Ankara/Bagdad - Die irakische Stadt Tal Afar, westlich von Mossul Richtung syrische Grenze, wird für die USA zum Politikum. Die Türkei hat laut türkischem Außenminister Abdullah Gül damit gedroht, die Zusammenarbeit mit den Amerikanern im Irak einzustellen, wenn die US-Armee nicht ihre Angriffe auf die vorwiegend von schiitischen Turkmenen bewohnte Stadt einstellt. Die Türkei betrachtet sich als deren Schutzmacht.

Auch die irakischen arabischen Schiiten kritisierten die US-Einsätze, bei denen es Dutzende Tote unter der Zivilbevölkerung gegeben hat.

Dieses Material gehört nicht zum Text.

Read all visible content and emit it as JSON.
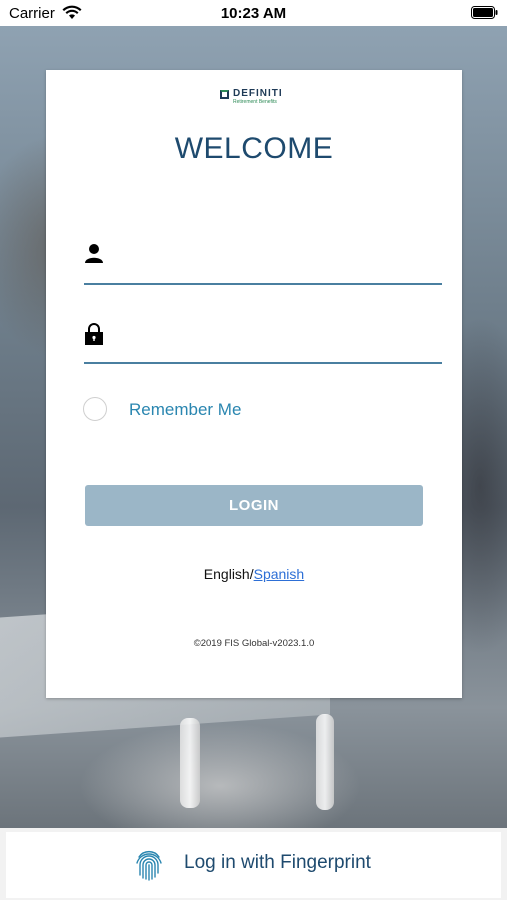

Laut USA kommt aus Tal Afar Unterstützung für die sunnitischen Mudjahedin, diese würden sich unter der turkmenischen Bevölkerung verstecken. Allerdings wird berichtet, dass auch Turkmenen auf der Seite der Mudjahedin kämpfen. Die Hintergründe sind nicht ganz klar: Vielleicht tun sie es nur, weil ihre Stadt angegriffen wird; es könnte aber auch sein, dass sie sich dazu dadurch provoziert fühlen, dass kurdische Peschmerga - jetzt in die neue irakische Armee integriert - aufseiten der US-Armee kämpfen.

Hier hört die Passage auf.